Takeovers: A Thriller For Film Companies
| NEW YORK
FIRST it was Sony Corporation's $3.4 billion buyout of Columbia Pictures. Then it was Mitsubishi's $846 million controlling interest in the Rockefeller Group, Inc., which owns the prestigious Rockefeller Center in New York. Containing Radio City Music Hall and studios of the National Broadcasting Company, Rockefeller Center is regarded as a landmark in the US entertainment industry. Is that industry, particularly Hollywood, suddenly vulnerable to takeovers by Japanese and other foreign buyers - as well as US companies? The Time/Warner deal and other, smaller linkups are fresh in the minds of investors.
Industry officials and some media analysts don't rule out new acquisitions and mergers. However, they maintain that some entertainment companies are overvalued, partially as a result of the industry's box-office success this year. Long lines have formed for such movies as ``Batman'' and ``Indiana Jones and the Last Crusade.'' Such important film companies as MCA Inc. (Universal), Paramount, and Disney have been the object of takeover talk.
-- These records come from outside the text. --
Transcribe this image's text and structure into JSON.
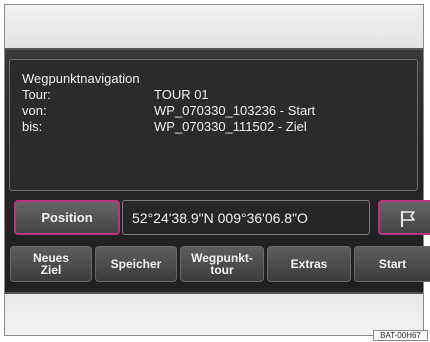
{
  "info": {
    "title": "Wegpunktnavigation",
    "rows": [
      {
        "label": "Tour:",
        "value": "TOUR 01"
      },
      {
        "label": "von:",
        "value": "WP_070330_103236 - Start"
      },
      {
        "label": "bis:",
        "value": "WP_070330_111502 - Ziel"
      }
    ]
  },
  "position": {
    "button_label": "Position",
    "coordinates": "52°24'38.9\"N 009°36'06.8\"O"
  },
  "softkeys": [
    {
      "label": "Neues\nZiel"
    },
    {
      "label": "Speicher"
    },
    {
      "label": "Wegpunkt-\ntour"
    },
    {
      "label": "Extras"
    },
    {
      "label": "Start"
    }
  ],
  "flag_icon": "flag-icon",
  "accent_color": "#c0307e",
  "image_code": "BAT-00H67"
}
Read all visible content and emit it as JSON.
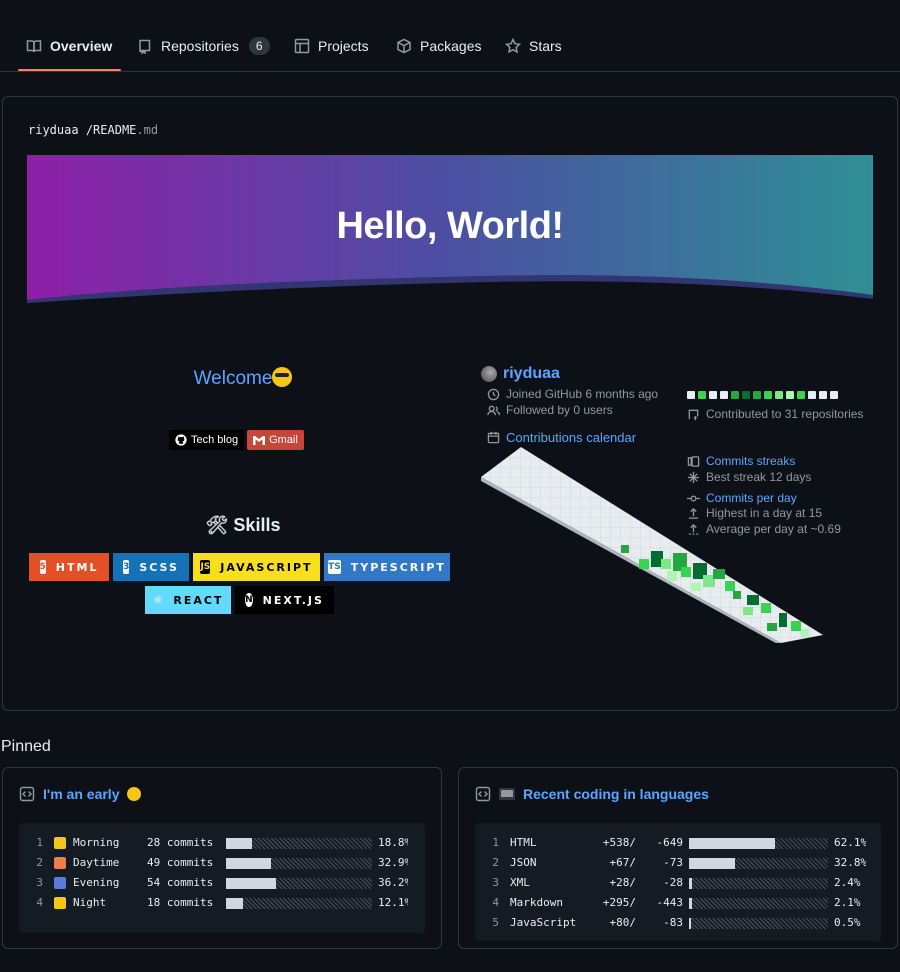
{
  "tabs": [
    {
      "label": "Overview"
    },
    {
      "label": "Repositories",
      "count": "6"
    },
    {
      "label": "Projects"
    },
    {
      "label": "Packages"
    },
    {
      "label": "Stars"
    }
  ],
  "readme": {
    "user": "riyduaa",
    "separator": "/",
    "file": "README",
    "ext": ".md",
    "banner_title": "Hello, World!",
    "welcome": "Welcome",
    "badges": [
      {
        "label": "Tech blog",
        "icon": "github-icon",
        "color": "#000000"
      },
      {
        "label": "Gmail",
        "icon": "gmail-icon",
        "color": "#c5473a"
      }
    ],
    "skills_title": "Skills",
    "skills": [
      {
        "label": "HTML",
        "icon": "html5-icon",
        "bg": "#e34f26",
        "fg": "#ffffff"
      },
      {
        "label": "SCSS",
        "icon": "css3-icon",
        "bg": "#1572b6",
        "fg": "#ffffff"
      },
      {
        "label": "JAVASCRIPT",
        "icon": "js-icon",
        "bg": "#f7df1e",
        "fg": "#000000"
      },
      {
        "label": "TYPESCRIPT",
        "icon": "ts-icon",
        "bg": "#3178c6",
        "fg": "#ffffff"
      },
      {
        "label": "REACT",
        "icon": "react-icon",
        "bg": "#61dafb",
        "fg": "#000000"
      },
      {
        "label": "NEXT.JS",
        "icon": "nextjs-icon",
        "bg": "#000000",
        "fg": "#ffffff"
      }
    ]
  },
  "metrics": {
    "username": "riyduaa",
    "joined": "Joined GitHub 6 months ago",
    "followed": "Followed by 0 users",
    "contributed": "Contributed to 31 repositories",
    "calendar_label": "Contributions calendar",
    "streaks_label": "Commits streaks",
    "best_streak": "Best streak 12 days",
    "per_day_label": "Commits per day",
    "highest": "Highest in a day at 15",
    "average": "Average per day at ~0.69",
    "recent_squares": [
      "#e6edf3",
      "#39d353",
      "#e6edf3",
      "#e6edf3",
      "#26a641",
      "#006d32",
      "#26a641",
      "#39d353",
      "#7ee787",
      "#aff5b4",
      "#39d353",
      "#e6edf3",
      "#e6edf3",
      "#e6edf3"
    ]
  },
  "pinned": {
    "title": "Pinned",
    "cards": [
      {
        "title": "I'm an early",
        "rows": [
          {
            "n": "1",
            "name": "Morning",
            "commits": "28 commits",
            "pct": "18.8%",
            "fraction": 0.188,
            "emoji_color": "#f5c518"
          },
          {
            "n": "2",
            "name": "Daytime",
            "commits": "49 commits",
            "pct": "32.9%",
            "fraction": 0.329,
            "emoji_color": "#e8804a"
          },
          {
            "n": "3",
            "name": "Evening",
            "commits": "54 commits",
            "pct": "36.2%",
            "fraction": 0.362,
            "emoji_color": "#5a7bd6"
          },
          {
            "n": "4",
            "name": "Night",
            "commits": "18 commits",
            "pct": "12.1%",
            "fraction": 0.121,
            "emoji_color": "#f5c518"
          }
        ]
      },
      {
        "title": "Recent coding in languages",
        "rows": [
          {
            "n": "1",
            "name": "HTML",
            "add": "+538/",
            "del": "-649",
            "pct": "62.1%",
            "fraction": 0.621
          },
          {
            "n": "2",
            "name": "JSON",
            "add": "+67/",
            "del": "-73",
            "pct": "32.8%",
            "fraction": 0.328
          },
          {
            "n": "3",
            "name": "XML",
            "add": "+28/",
            "del": "-28",
            "pct": "2.4%",
            "fraction": 0.024
          },
          {
            "n": "4",
            "name": "Markdown",
            "add": "+295/",
            "del": "-443",
            "pct": "2.1%",
            "fraction": 0.021
          },
          {
            "n": "5",
            "name": "JavaScript",
            "add": "+80/",
            "del": "-83",
            "pct": "0.5%",
            "fraction": 0.005
          }
        ]
      }
    ]
  }
}
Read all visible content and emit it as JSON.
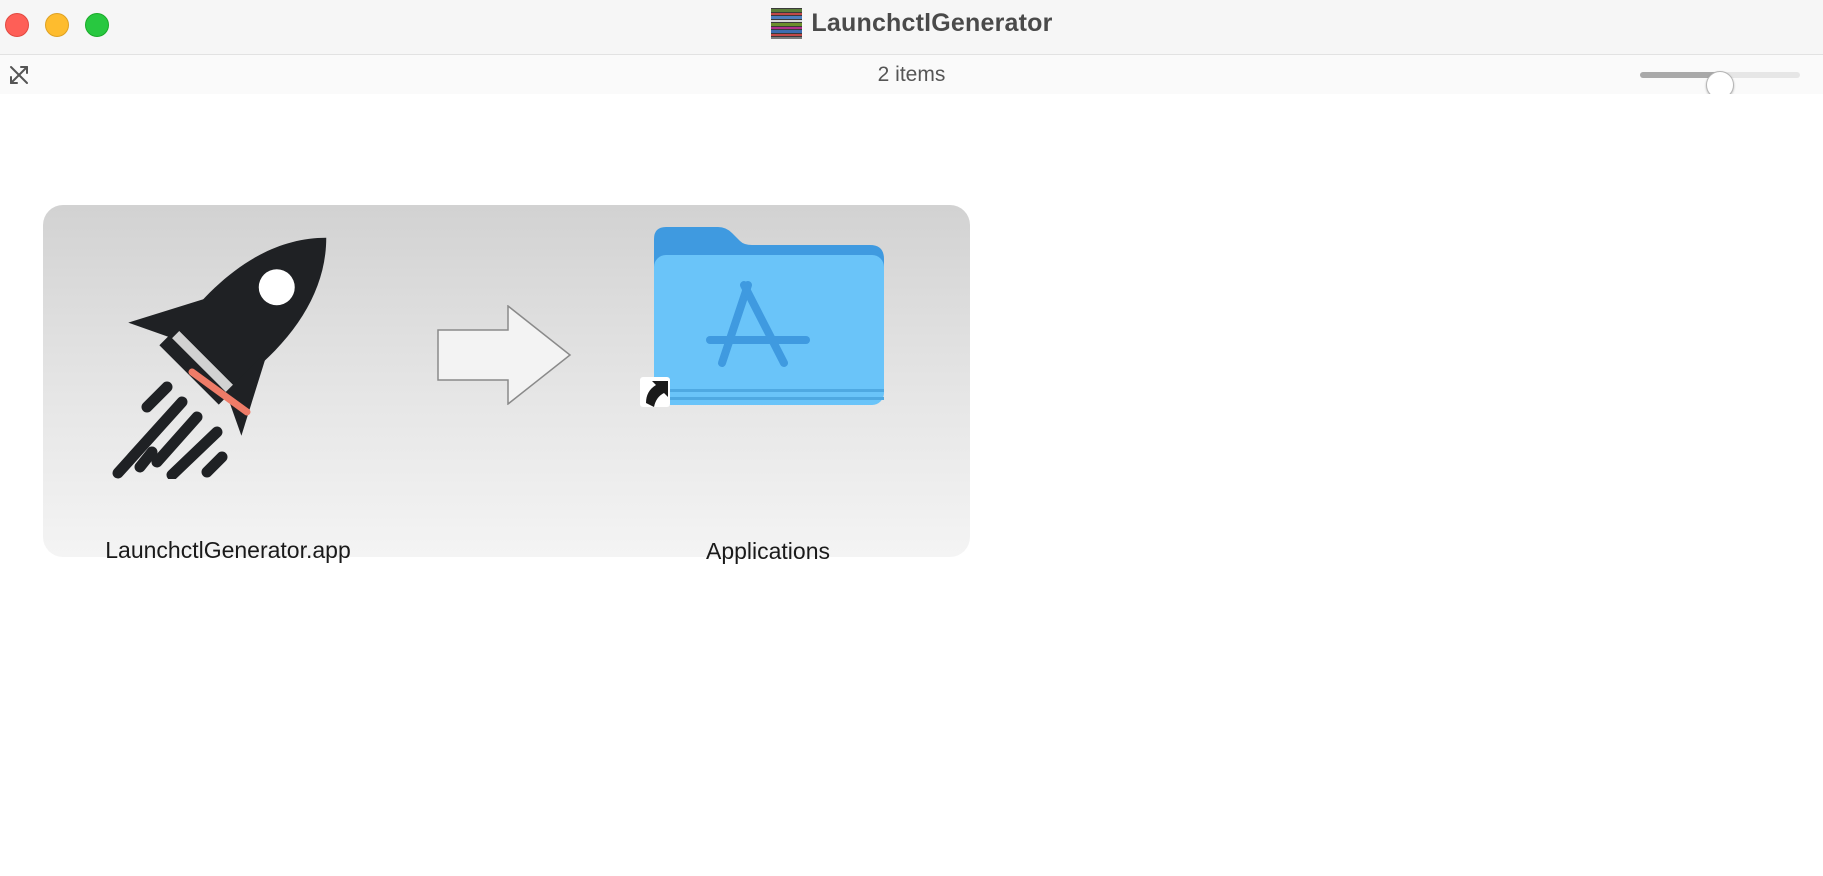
{
  "window": {
    "title": "LaunchctlGenerator",
    "title_icon": "disk-image-icon"
  },
  "statusbar": {
    "item_count": "2 items",
    "tool_icon": "arrange-icon",
    "icon_size_slider": {
      "value": 0.5
    }
  },
  "content": {
    "items": [
      {
        "label": "LaunchctlGenerator.app",
        "icon": "rocket-app-icon"
      },
      {
        "label": "Applications",
        "icon": "applications-folder-icon"
      }
    ],
    "arrow_icon": "right-arrow-icon"
  },
  "colors": {
    "close": "#fe5f57",
    "minimize": "#febc2e",
    "zoom": "#28c840",
    "folder": "#6ac4f9",
    "rocket": "#1f2124",
    "flame": "#ef7c68"
  }
}
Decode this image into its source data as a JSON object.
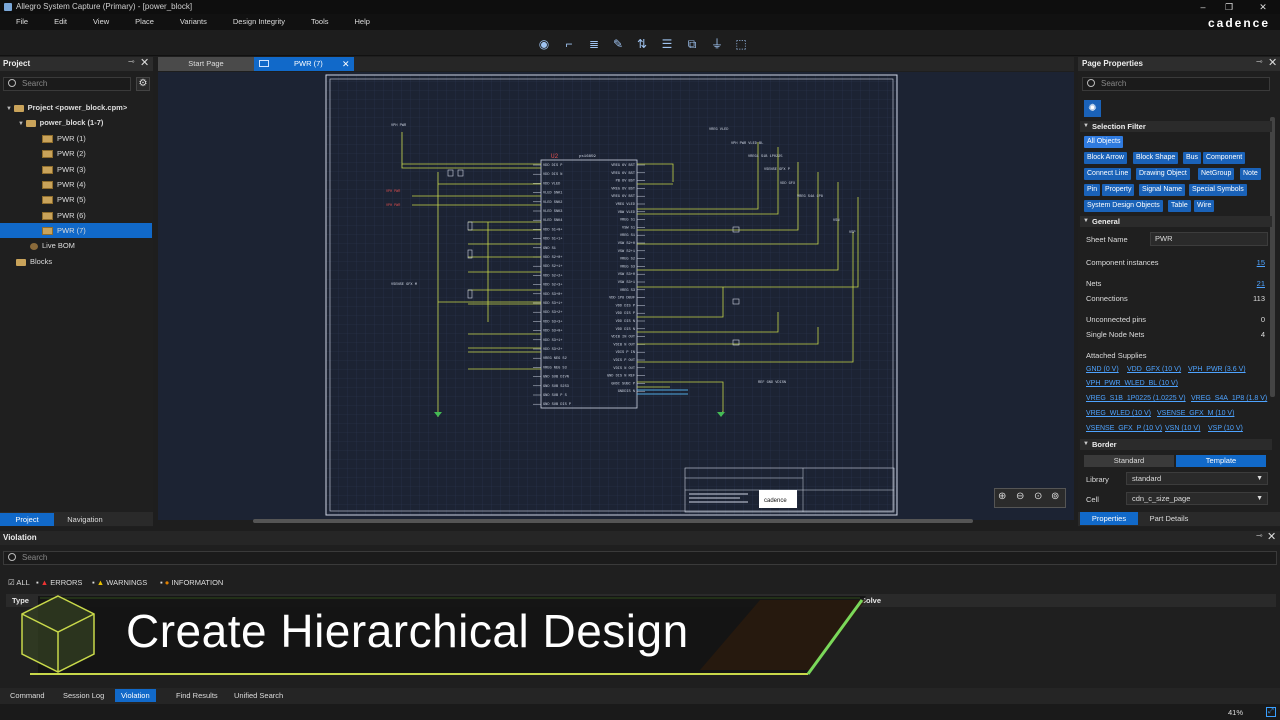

If more overseas acquisitions do occur, it could pay off for US stockholders. Variety, the entertainment weekly, asks: ``Are the predators being suckered into overpaying?''
Should Japanese investors think ``Hollywood,'' they would have the enormous assets required for such transactions. They have grown increasingly nervous about the Tokyo stock market in recent weeks, moving some money out of stocks into cash or government bonds.
Europeans may also get eventually into line for US media companies. ``The media industry is somewhat smaller in Europe than it is in the United States,'' says John Tinker, an analyst with Morgan Stanley & Company. European media firms have so far been mainly interested in US publishing firms, he says. Mr. Tinker currently recommends three media companies: United Artists Entertainment, the largest US theater chain; Tele-Communications Inc., a multimedia cable company; and CBS Inc., which, he notes, has sizable cash assets of about $100 per share.
The US movie business could do especially well in its important Thanksgiving-Christmas holiday season, analysts say.
Three companies now look very strong, say stock analysts: MCA's Universal will soon release ``Back to the Future II''; Paramount, which earlier this year gave us ``Indiana Jones'' will release Eddie Murphy's ``Harlem Nights''; and Disney, which has had such hits as ``Dead Poets Society'' and ``Honey, I Shrunk the Kids,'' will release ``The Little Mermaid,'' an animated fairy tale.
Christopher Dixon, an analyst with Kidder, Peabody & Company, holds that precisely because ``everyone is looking for the next Time/Warner merger,'' many entertainment stocks have been bid up in price. He suggests investors await a period of market weakness before buying them.
Mr. Dixon remains dubious about any new rush of acquisitions or mergers. The companies ``are not for sale,'' he says. They would be very expensive. And who, he asks, is ``going to run them'' once they're taken over?
Some firms, such as Disney, would be hard to acquire. Disney is a truly multimedia company, experts note, with theme parks, television, and film divisions, as well as lucrative global licensing agreements. Disney is just a ``solid'' stock, says Lazlo Birinyi Jr., former chief market strategist of Salomon Brothers and now head of his own investment firm, Birinyi Associates.
Mr. Birinyi believes that stock prices will probably not rise much over the rest of the year. So a stable stock like Disney should be relatively attractive, he says, noting that Disney now has the largest tourist attractions both in Asia and the United States. If ``Disney-Europe comes out as well,'' the company will continue to be a fine investment, he says. Disney has been trading in the $123 to $125 a share range. Birinyi would take a profit when it reached around $130. So far as a takeover, Birinyi wonders how that could possibly occur, given the firm's one-fourth ownership by a family-based Texas investment group.